Writer and director Shane Meadows makes movies about English working-class people, often losers and eccentrics, struggling to keep their lives together in hard times. In TwentyFourSeven, the lead character is a tough loner who starts an amateur boxing club for the town's wayward youth who are squandering their time in feuds and aimless pursuits. It is a moving portrait of a compassionate man whose only goal is to make the world a better place. In Once Upon a Time in the Midlands, a band of scruffy characters try to find love amidst all kinds of squabbles and disappointments.

This Is England takes place in 1983 in a coastal town in northern England. Shaun (Thomas Turgoose) is twelve and lives with his mother Cynth (Jo Hartley); his father was killed while serving in the army in the Falklands. Shaun has a hard time at school and is always picked on by bullies. One day he happens upon a group of skinheads led by Woody (Joe Gilgun), who instinctively understands the boy's yearning for community. He decides to let Shaun become a member of the gang. Woody's girlfriend Lol (Vicky McClure) shaves off his hair, and he is fitted with a new outfit. Together the band of hooligans trash an unoccupied apartment with great glee. Shaun experiences his first French kiss with Smell (Rosamund Hanson), who tries to look like Boy George.

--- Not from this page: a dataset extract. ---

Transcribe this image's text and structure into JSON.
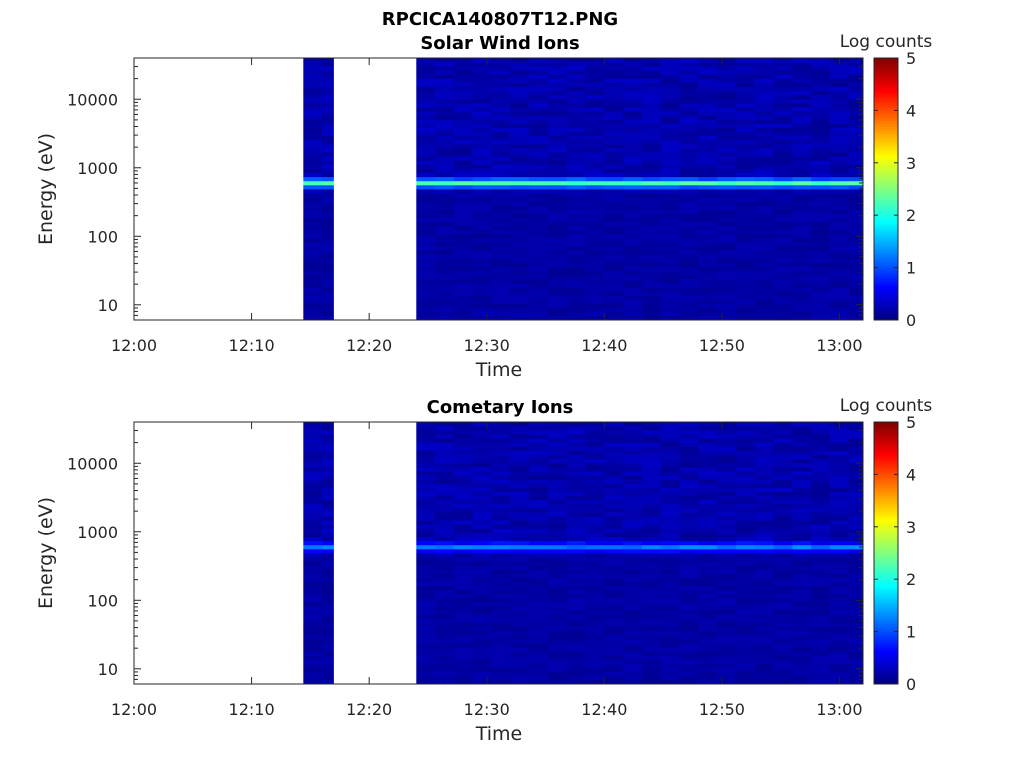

Things change in Woody's gang when Combo (Stephen Graham) shows up after being released from prison. He is a very angry and energetic skinhead with a deep-seated racial hatred of blacks and immigrants; he thinks these groups are despoiling England. Woody wants no part of Combo's allegiance to a neo-fascist organization called the National Front and leaves with other members of the gang. Shaun stays with Combo, who makes a point of acknowledging his feistiness and individualism. But in a succession of nasty and violent incidents, the young boy is exposed to the dark side of Combo's crusade in attacks on some Muslim boys, a Pakistani store owner, and a black member of Woody's gang.

Meadows draws out riveting performances from Thomas Turgoose and Stephen Graham. The music of Toots and the Maytals and other groups from the 80s make the soundtrack quite special. This Is England is another triumph for Meadows.


Special DVD features include audio commentaries by director Shane Meadows, producer Mark Herbert, and star Thomas Turgoose; "Behind The Scenes Making Of"; deleted scenes; and an interview with director Shane Meadows.